猫角姉妹が考えたことは、ホースエイジ社の中華麺社長の属する裏社会組織「朝鮮悪」はとっくのとおに実行していた。朝鮮悪には、名古屋の弁護士事務所が共犯者として常にともに行動しているのだ。その弁護士事務所、四つの葉弁護士法人には、弁護士以外に司法書士もいる。社会保険労務士もいる。万全の陣営なのだ。
弁護士は、エリートの職業と思われているが、それは昔の話だ。新司法制度で世に出た弁護士たちは、世間の荒波に晒され、四苦八苦している。仕事が全然ないのだ。

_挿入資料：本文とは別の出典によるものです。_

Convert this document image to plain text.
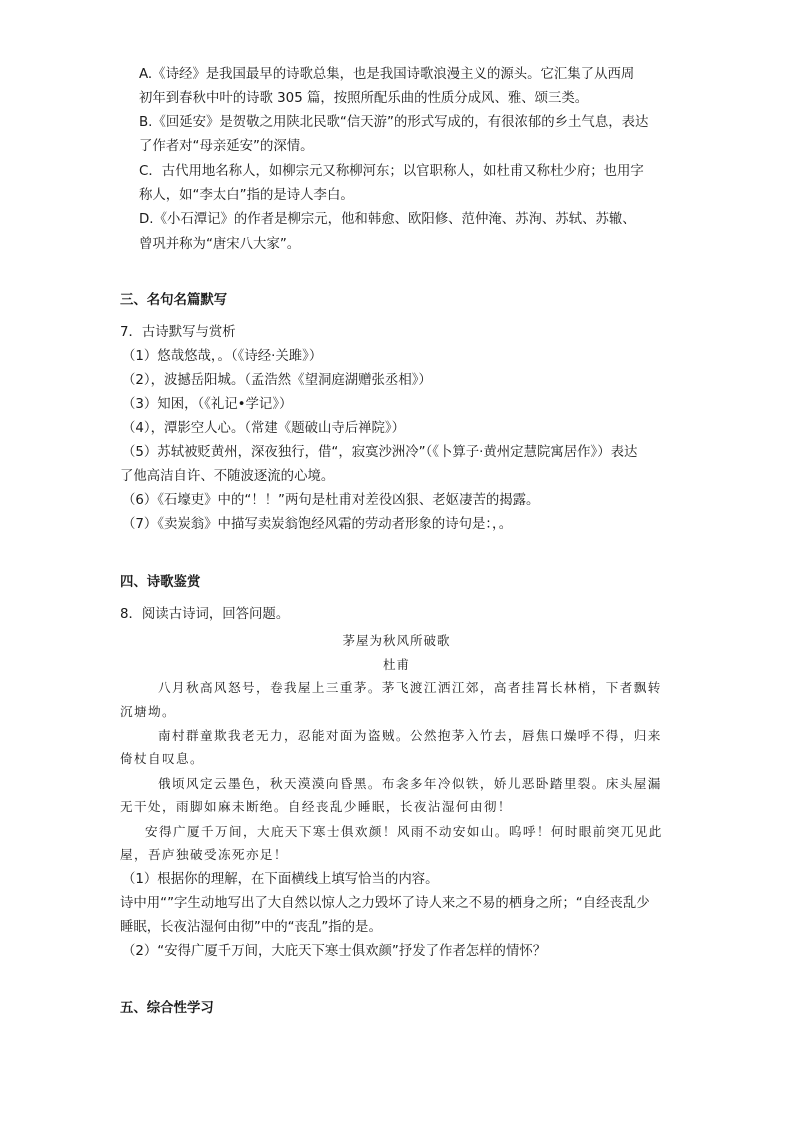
A.《诗经》是我国最早的诗歌总集，也是我国诗歌浪漫主义的源头。它汇集了从西周
初年到春秋中叶的诗歌 305 篇，按照所配乐曲的性质分成风、雅、颂三类。
B.《回延安》是贺敬之用陕北民歌“信天游”的形式写成的，有很浓郁的乡土气息，表达
了作者对“母亲延安”的深情。
C．古代用地名称人，如柳宗元又称柳河东；以官职称人，如杜甫又称杜少府；也用字
称人，如“李太白”指的是诗人李白。
D.《小石潭记》的作者是柳宗元，他和韩愈、欧阳修、范仲淹、苏洵、苏轼、苏辙、
曾巩并称为“唐宋八大家”。
三、名句名篇默写
7．古诗默写与赏析
（1）悠哉悠哉，。（《诗经·关雎》）
（2），波撼岳阳城。（孟浩然《望洞庭湖赠张丞相》）
（3）知困，（《礼记•学记》）
（4），潭影空人心。（常建《题破山寺后禅院》）
（5）苏轼被贬黄州，深夜独行，借“，寂寞沙洲冷”（《卜算子·黄州定慧院寓居作》）表达
了他高洁自许、不随波逐流的心境。
（6）《石壕吏》中的“！！”两句是杜甫对差役凶狠、老妪凄苦的揭露。
（7）《卖炭翁》中描写卖炭翁饱经风霜的劳动者形象的诗句是：，。
四、诗歌鉴赏
8．阅读古诗词，回答问题。
茅屋为秋风所破歌
杜甫
八月秋高风怒号，卷我屋上三重茅。茅飞渡江洒江郊，高者挂罥长林梢，下者飘转
沉塘坳。
南村群童欺我老无力，忍能对面为盗贼。公然抱茅入竹去，唇焦口燥呼不得，归来
倚杖自叹息。
俄顷风定云墨色，秋天漠漠向昏黑。布衾多年冷似铁，娇儿恶卧踏里裂。床头屋漏
无干处，雨脚如麻未断绝。自经丧乱少睡眠，长夜沾湿何由彻！
安得广厦千万间，大庇天下寒士俱欢颜！风雨不动安如山。呜呼！何时眼前突兀见此
屋，吾庐独破受冻死亦足！
（1）根据你的理解，在下面横线上填写恰当的内容。
诗中用“”字生动地写出了大自然以惊人之力毁坏了诗人来之不易的栖身之所；“自经丧乱少
睡眠，长夜沾湿何由彻”中的“丧乱”指的是。
（2）“安得广厦千万间，大庇天下寒士俱欢颜”抒发了作者怎样的情怀？
五、综合性学习
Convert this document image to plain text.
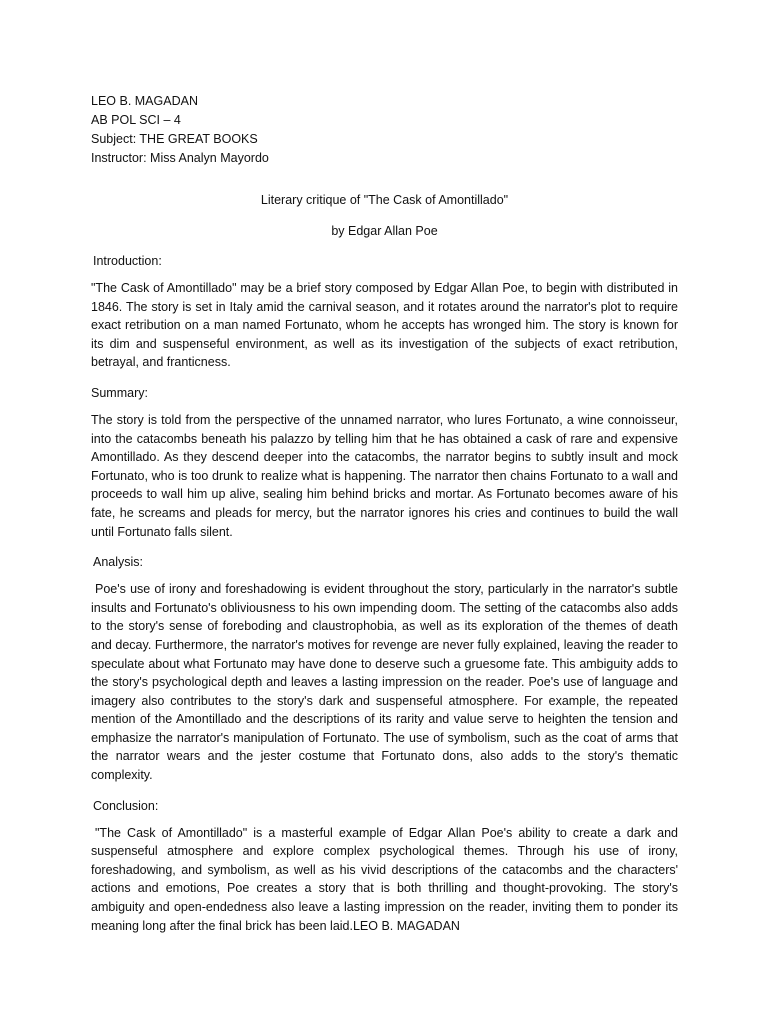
LEO B. MAGADAN

AB POL SCI – 4

Subject: THE GREAT BOOKS

Instructor: Miss Analyn Mayordo

Literary critique of "The Cask of Amontillado"

by Edgar Allan Poe

Introduction:

"The Cask of Amontillado" may be a brief story composed by Edgar Allan Poe, to begin with distributed in 1846. The story is set in Italy amid the carnival season, and it rotates around the narrator's plot to require exact retribution on a man named Fortunato, whom he accepts has wronged him. The story is known for its dim and suspenseful environment, as well as its investigation of the subjects of exact retribution, betrayal, and franticness.

Summary:

The story is told from the perspective of the unnamed narrator, who lures Fortunato, a wine connoisseur, into the catacombs beneath his palazzo by telling him that he has obtained a cask of rare and expensive Amontillado. As they descend deeper into the catacombs, the narrator begins to subtly insult and mock Fortunato, who is too drunk to realize what is happening. The narrator then chains Fortunato to a wall and proceeds to wall him up alive, sealing him behind bricks and mortar. As Fortunato becomes aware of his fate, he screams and pleads for mercy, but the narrator ignores his cries and continues to build the wall until Fortunato falls silent.

Analysis:

Poe's use of irony and foreshadowing is evident throughout the story, particularly in the narrator's subtle insults and Fortunato's obliviousness to his own impending doom. The setting of the catacombs also adds to the story's sense of foreboding and claustrophobia, as well as its exploration of the themes of death and decay. Furthermore, the narrator's motives for revenge are never fully explained, leaving the reader to speculate about what Fortunato may have done to deserve such a gruesome fate. This ambiguity adds to the story's psychological depth and leaves a lasting impression on the reader. Poe's use of language and imagery also contributes to the story's dark and suspenseful atmosphere. For example, the repeated mention of the Amontillado and the descriptions of its rarity and value serve to heighten the tension and emphasize the narrator's manipulation of Fortunato. The use of symbolism, such as the coat of arms that the narrator wears and the jester costume that Fortunato dons, also adds to the story's thematic complexity.

Conclusion:

"The Cask of Amontillado" is a masterful example of Edgar Allan Poe's ability to create a dark and suspenseful atmosphere and explore complex psychological themes. Through his use of irony, foreshadowing, and symbolism, as well as his vivid descriptions of the catacombs and the characters' actions and emotions, Poe creates a story that is both thrilling and thought-provoking. The story's ambiguity and open-endedness also leave a lasting impression on the reader, inviting them to ponder its meaning long after the final brick has been laid.LEO B. MAGADAN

国の司法制度改革で司法試験の合格者が増え、2003年には19000人だった弁護士の数が、2012年には32000人に増えている。一方で、刑事・民事訴訟の数自体は、2003年の611万件から、2012年には379万件に激減している。
日本を裏から支配する「外国勢力」は、日本を米国のようなせちがらい訴訟社会に変えようと企んだのだ。弁護士を増やせば、仕事のない弁護士が発生する。そうなると、弁護士は無理やり仕事を作って収入を得ようとする。「訴訟社会」の誕生である。対立の嫌いな日本人を米国のような好戦的な人種に変えようというのだ。日本人の「和」を壊せば、日本人の「集団力」は減衰する。日本人の底力を恐れた外国勢力の姦計。それが、新司法制度だったのだ。
結果、仕事の奪い合いになり、困窮した弁護士は、ろくに仕事もなく巷をうろついている。中には、切羽詰まって、やばい仕事に手を出す弁護士先生もいる。顧客の反社会的要求に応じて、禁じ手を使う。はっきりと法を冒す。社会の底辺のゴロツキの悪事の手伝いをする弁護士が、夜の闇の中を徘徊しているのだ。
必定、弁護士の不祥事が多発する。除名、業務停止といった懲戒処分は、2004年の49件から2013年には98件に増えている。まともな弁護士が、弁護士会に嵌められる「冤罪」は別として、間違いなく不良弁護士は増加傾向にある。懲戒処分がなされない「隠れた不正行為」の方が、マジョリティーであろう。弁護士の不正は、発覚しにくい、おいしい分野なのである。